Friday’s Endnotes – 09/13/24

Copyhype 2024-09-13

The Geography of Copyright Registrations — “The U.S. Copyright Office has released a report, The Geography of Copyright Registrations. The study examines the geographic distribution of copyright claims registered by individuals and organizations within the United States. The purpose of the report is to better understand where the copyright system is used and how patterns of registrations differ across areas within the country.”

Copyright versus privacy: the CJEU rules that access by a public authority to data associated with an IP address can be justified — “As a result of this judgment, ARCOM, the French regulatory authority that fights online copyright infringement, can continue to fight unlawful downloading. More generally, this decision was very well received in France.”

Copyright and Piracy in France: A Court Blocks Z-Library — “The French publishers’ association—the Syndicat national de l’édition—is messaging the news media that the Paris Judicial Court has today (September 12) ordered Internet service providers to block the ‘Z-Library’ site. The order renders a total 98 domain names and their possible extensions on mirror sites inaccessible.”

House Judiciary Committee Asks Copyright Office to Examine PROs, Citing ‘Difficult to Assess’ Royalty Distributions — “The ‘proliferation’ of PROs is a newer concern. Around the world, most countries typically have one PRO for local writers and publishers to join. In the U.S., it works differently. For over a hundred years, ASCAP and BMI have been the primary choices for a songwriter or publisher looking to collect performance royalties in the United States, but there is also the option to go with SESAC instead, a smaller but still important player in the U.S. PRO landscape, which has been around for almost as long.”

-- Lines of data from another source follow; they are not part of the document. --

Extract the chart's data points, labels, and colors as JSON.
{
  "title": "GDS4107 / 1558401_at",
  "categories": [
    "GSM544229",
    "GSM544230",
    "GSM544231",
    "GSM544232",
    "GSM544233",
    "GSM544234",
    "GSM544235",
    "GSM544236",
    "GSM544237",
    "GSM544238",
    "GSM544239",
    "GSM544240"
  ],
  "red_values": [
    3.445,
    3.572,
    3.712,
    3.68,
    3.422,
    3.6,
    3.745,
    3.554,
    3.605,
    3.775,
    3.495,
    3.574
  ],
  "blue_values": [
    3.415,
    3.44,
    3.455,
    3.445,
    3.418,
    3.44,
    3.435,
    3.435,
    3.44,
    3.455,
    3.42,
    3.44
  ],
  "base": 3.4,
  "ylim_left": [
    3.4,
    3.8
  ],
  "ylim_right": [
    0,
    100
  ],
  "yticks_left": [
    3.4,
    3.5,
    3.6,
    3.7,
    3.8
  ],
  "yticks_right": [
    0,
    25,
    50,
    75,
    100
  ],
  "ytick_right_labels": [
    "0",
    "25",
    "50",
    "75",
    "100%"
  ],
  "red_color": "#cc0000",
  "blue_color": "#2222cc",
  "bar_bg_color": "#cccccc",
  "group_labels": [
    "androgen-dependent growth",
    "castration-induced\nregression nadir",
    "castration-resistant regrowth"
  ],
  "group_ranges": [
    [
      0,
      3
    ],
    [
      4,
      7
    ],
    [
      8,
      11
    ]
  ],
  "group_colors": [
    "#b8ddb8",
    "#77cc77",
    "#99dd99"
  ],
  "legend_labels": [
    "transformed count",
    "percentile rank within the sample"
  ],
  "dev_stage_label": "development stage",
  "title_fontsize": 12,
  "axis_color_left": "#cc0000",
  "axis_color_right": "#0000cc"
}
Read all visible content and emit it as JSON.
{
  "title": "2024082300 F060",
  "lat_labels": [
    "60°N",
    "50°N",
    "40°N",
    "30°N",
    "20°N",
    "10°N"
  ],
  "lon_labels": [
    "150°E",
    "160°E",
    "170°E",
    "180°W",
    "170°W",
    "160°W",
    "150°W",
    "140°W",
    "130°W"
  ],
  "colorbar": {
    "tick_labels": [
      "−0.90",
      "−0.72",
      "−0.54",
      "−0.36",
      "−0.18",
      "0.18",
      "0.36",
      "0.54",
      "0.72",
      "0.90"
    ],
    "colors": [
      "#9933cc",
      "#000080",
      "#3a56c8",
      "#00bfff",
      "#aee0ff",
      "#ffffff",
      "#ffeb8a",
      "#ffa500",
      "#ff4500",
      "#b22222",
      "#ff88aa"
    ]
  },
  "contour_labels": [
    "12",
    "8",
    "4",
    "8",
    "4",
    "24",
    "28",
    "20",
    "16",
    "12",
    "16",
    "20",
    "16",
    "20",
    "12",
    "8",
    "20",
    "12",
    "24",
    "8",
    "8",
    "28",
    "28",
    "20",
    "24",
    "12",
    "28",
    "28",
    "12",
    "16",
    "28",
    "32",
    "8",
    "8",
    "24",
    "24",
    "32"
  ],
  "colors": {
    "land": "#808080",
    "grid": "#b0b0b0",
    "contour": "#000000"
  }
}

Supreme Court review sought over entitlement to attorney fees in copyright cases — “The petition argues that circuits are split on whether a defendant is a is a ‘prevailing party’ when an action is dismissed without prejudice. Both the Fourth and Eleventh Circuits have recognized the existence of a circuit split. The majority rule is that defendants cannot be prevailing parties when a plaintiff voluntarily dismisses the action without prejudice. The minority view is that if a lawsuit ends without the plaintiff altering its legal relationship with the defendant, the defendant has prevailed in the action.”